A general framework for deep learning
William Kengne, Modou Wade
TL;DR
This work presents a unified framework for deep learning in nonparametric regression and classification when data exhibit dependence captured by a generalized Bernstein-type inequality. It introduces two estimators, NPDNN and SPDNN, and derives excess-risk bounds for Hölder and composition Hölder function classes, showing minimax-optimal rates up to logarithmic factors across i.i.d. and several mixing processes. The paper also provides an oracle inequality for SPDNN, with practical guidance on tuning parameters to balance approximation and sparsity, and demonstrates applicability to nonparametric autoregression with exogenous covariates. Across theoretical results and applications, the framework accommodates a broad spectrum of dependence structures, offering rates that align with known minimax limits in several classical settings.

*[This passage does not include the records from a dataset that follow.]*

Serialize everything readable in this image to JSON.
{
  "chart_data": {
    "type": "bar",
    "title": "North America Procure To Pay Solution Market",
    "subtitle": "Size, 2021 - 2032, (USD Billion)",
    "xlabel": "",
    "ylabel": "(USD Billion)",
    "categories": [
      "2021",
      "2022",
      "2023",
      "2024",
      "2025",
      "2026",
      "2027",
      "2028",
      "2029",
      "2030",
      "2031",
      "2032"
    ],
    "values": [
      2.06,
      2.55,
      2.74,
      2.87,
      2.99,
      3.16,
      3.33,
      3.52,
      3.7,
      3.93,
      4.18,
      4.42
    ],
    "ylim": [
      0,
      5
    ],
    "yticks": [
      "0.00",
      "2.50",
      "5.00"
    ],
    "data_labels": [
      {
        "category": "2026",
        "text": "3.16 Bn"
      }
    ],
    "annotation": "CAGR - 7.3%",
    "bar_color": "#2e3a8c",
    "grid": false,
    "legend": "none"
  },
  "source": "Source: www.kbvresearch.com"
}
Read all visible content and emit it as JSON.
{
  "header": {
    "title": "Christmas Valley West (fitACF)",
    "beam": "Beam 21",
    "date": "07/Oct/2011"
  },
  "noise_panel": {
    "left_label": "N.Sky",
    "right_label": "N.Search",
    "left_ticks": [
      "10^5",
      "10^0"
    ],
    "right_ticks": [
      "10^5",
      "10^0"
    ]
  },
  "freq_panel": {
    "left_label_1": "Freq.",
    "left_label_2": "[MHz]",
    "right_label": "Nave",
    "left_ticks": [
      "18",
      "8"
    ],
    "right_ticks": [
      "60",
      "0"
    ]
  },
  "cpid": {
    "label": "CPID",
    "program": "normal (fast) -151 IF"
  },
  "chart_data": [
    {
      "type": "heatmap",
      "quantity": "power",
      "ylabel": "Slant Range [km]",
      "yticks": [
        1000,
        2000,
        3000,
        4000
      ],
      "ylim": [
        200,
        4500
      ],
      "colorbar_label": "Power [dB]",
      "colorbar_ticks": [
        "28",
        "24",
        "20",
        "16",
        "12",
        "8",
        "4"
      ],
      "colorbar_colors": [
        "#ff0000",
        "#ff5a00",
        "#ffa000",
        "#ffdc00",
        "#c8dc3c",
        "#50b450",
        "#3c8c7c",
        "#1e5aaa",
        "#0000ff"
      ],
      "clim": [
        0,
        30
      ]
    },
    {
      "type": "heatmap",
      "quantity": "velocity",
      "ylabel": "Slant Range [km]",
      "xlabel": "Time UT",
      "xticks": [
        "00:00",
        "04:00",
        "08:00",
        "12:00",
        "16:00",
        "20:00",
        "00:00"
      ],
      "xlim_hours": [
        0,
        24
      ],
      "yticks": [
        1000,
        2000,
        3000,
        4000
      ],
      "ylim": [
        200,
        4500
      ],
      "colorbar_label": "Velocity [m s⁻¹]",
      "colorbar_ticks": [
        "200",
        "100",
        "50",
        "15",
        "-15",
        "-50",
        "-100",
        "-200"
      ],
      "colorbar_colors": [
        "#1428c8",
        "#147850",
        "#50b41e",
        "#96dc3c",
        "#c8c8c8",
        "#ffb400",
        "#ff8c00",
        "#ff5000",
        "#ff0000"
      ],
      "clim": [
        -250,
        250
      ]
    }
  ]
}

The work advances understanding of how dependent data affect deep-learning convergence and highlights sparsity-penalized DNNs as robust, near-optimal predictors in complex stochastic environments.
Abstract
This paper develops a general approach for deep learning for a setting that includes nonparametric regression and classification. We perform a framework from data that fulfills a generalized Bernstein-type inequality, including independent, $φ$-mixing, strongly mixing and $\mathcal{C}$-mixing observations. Two estimators are proposed: a non-penalized deep neural network estimator (NPDNN) and a sparse-penalized deep neural network estimator (SPDNN). For each of these estimators, bounds of the expected excess risk on the class of Hölder smooth functions and composition Hölder functions are established. Applications to independent data, as well as to $φ$-mixing, strongly mixing, $\mathcal{C}$-mixing processes are considered. For each of these examples, the upper bounds of the expected excess risk of the proposed NPDNN and SPDNN predictors are derived. It is shown that both the NPDNN and SPDNN estimators are minimax optimal (up to a logarithmic factor) in many classical settings.